As an exercise I've been reimplementing some common monads and their corresponding transformers; here are some of the types I've defined:
newtype Writer w a = Writer { runWriter :: (w, a) }
newtype WriterT w m a = WriterT { runWriterT :: m (Writer w a) }
newtype Maybe a = Just a | Nothing
newtype MaybeT m a = MaybeT { runMaybeT :: m (Maybe a) }
As I get it a transformer "wraps" a monad in an outer monad m; following this intuition I tried defining the ReaderT transformer in a similar way as:
newtype Reader r a = Reader { runReader :: r -> a }
newtype ReaderT r m a = ReaderT { runReaderT :: m (Reader r a) }
However, I got stuck implementing its monad instance.

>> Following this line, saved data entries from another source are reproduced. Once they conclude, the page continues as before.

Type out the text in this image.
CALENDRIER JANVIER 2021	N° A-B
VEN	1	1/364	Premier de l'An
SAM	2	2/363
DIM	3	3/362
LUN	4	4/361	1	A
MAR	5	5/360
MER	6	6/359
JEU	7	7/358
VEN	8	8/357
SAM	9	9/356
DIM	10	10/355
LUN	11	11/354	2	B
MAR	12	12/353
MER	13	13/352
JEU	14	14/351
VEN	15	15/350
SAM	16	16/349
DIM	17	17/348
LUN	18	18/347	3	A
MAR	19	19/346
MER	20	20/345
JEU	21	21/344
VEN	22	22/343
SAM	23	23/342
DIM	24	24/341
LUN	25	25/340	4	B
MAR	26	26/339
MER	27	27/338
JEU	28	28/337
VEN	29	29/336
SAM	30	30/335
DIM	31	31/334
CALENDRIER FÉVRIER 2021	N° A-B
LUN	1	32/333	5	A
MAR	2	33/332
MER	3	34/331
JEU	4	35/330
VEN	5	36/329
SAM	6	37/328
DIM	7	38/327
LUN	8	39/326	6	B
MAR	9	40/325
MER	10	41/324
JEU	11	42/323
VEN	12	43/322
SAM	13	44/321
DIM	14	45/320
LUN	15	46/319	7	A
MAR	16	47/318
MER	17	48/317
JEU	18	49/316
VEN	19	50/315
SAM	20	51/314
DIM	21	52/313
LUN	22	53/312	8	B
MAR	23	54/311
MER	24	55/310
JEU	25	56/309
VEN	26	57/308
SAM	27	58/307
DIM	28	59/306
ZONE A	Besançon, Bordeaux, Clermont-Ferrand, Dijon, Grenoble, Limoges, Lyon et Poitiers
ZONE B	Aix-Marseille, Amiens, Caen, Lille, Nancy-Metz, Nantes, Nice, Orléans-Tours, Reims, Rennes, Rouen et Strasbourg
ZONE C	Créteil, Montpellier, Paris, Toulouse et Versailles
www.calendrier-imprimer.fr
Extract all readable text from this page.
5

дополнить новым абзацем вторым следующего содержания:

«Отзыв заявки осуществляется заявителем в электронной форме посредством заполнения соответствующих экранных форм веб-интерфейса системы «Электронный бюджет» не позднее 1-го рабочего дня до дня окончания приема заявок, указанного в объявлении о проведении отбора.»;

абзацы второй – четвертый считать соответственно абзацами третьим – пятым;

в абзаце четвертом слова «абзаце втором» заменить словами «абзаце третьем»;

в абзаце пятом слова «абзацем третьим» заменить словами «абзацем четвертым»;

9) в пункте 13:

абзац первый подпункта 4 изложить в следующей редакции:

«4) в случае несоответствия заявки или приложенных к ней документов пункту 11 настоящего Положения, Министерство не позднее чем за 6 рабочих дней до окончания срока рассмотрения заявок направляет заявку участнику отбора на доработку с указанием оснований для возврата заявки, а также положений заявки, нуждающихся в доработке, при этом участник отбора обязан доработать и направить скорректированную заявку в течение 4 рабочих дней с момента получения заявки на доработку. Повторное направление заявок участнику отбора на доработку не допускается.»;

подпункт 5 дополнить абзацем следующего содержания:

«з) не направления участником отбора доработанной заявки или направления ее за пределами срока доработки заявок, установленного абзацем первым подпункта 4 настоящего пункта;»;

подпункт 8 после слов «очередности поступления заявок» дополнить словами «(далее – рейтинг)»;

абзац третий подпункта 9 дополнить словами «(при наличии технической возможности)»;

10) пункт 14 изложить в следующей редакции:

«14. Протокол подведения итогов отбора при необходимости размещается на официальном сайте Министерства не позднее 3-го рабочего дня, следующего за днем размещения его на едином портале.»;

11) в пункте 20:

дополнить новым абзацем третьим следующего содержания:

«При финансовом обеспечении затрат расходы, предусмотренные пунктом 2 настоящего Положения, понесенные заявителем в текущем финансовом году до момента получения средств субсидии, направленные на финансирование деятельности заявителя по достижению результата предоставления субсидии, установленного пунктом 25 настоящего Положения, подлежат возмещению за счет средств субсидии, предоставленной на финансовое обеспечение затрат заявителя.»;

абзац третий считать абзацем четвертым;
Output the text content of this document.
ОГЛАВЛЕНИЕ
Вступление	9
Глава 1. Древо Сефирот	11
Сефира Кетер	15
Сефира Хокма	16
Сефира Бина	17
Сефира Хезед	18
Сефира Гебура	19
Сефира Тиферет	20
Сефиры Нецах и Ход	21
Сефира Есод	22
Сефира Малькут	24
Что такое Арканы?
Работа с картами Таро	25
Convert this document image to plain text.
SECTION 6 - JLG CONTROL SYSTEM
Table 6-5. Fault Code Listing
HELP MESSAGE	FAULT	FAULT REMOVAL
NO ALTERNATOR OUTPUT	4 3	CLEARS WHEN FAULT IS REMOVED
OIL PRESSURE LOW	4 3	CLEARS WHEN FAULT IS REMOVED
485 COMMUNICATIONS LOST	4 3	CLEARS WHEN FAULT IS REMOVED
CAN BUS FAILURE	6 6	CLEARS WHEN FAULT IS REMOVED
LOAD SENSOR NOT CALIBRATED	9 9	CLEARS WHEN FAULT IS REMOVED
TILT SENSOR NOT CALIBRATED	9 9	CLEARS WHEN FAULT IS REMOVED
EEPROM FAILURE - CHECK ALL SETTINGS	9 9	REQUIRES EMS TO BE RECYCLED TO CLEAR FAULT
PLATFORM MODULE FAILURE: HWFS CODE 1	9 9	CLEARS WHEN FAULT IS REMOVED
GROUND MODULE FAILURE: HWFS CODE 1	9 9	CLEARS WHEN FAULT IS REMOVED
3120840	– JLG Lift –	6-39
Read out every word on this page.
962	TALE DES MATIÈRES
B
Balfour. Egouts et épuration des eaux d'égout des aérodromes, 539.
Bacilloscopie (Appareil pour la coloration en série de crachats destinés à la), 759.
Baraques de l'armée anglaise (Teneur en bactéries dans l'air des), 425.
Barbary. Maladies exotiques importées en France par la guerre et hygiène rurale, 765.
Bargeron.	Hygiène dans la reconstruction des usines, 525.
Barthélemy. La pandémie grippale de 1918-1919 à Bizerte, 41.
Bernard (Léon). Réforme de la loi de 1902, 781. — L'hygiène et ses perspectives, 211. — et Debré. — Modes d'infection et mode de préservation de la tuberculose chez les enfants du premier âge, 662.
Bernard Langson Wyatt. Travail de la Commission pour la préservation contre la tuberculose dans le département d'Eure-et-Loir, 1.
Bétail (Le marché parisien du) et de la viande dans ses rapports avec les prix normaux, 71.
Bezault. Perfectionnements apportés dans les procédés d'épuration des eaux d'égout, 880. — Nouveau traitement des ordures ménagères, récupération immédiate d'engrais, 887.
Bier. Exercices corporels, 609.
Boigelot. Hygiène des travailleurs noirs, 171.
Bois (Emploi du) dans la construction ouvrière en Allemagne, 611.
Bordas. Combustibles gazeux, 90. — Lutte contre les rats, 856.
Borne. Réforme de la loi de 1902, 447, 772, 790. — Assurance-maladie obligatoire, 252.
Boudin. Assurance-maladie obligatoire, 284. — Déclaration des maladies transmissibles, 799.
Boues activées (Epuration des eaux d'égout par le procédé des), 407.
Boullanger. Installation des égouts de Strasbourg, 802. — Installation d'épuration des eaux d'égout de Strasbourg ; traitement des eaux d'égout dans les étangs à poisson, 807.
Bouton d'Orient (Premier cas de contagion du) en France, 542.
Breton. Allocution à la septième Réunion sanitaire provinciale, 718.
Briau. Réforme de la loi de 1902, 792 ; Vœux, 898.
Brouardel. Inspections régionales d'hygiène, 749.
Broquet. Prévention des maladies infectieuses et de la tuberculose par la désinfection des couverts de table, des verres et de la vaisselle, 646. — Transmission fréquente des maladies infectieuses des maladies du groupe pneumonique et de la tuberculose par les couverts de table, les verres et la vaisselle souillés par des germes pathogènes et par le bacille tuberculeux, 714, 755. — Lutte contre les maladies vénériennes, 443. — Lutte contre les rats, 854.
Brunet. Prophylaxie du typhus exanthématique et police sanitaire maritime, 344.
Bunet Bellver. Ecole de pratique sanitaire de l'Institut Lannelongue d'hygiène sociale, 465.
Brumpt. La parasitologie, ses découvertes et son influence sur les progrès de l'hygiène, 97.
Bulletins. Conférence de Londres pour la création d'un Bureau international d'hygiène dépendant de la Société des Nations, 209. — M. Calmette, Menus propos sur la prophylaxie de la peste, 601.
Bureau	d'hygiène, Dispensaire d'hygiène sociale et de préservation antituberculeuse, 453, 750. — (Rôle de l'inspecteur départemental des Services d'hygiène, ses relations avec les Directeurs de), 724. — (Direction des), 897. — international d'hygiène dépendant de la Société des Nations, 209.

By looking at the library definition of ReaderT I see that it is defined as
newtype ReaderT r m a = ReaderT { runReaderT :: r -> m a }
Aside from the fact that it does not use Reader (that can be defined in terms of ReaderT), why is it defined as r -> m a and not m (r -> a)? I thought it should wrap the inner Reader (i.e. r -> a) with the outer monad m obtaining m (r -> a) and not r -> m a
CodePudding user response:
m (r -> a) means that you:
First perform some action in the monad, and then,
After the action is complete, perform a pure calculation on the reader value.
But you need to be able to use ask:
ask :: Monad m => ReaderT r m r
With ask, you can:
First read the value,
Then perform some monadic action, acting on the value.
That is why r -> m a makes sense and m (r -> a) does not make sense.
If it helps, think of this as “symmetrical” with the writer monad. With the writer monad, the monad is on the outside, and the result is on the inside. With the reader monad, the input is on the outside, and the monad is on the inside. This kind of symmetry shows up a lot.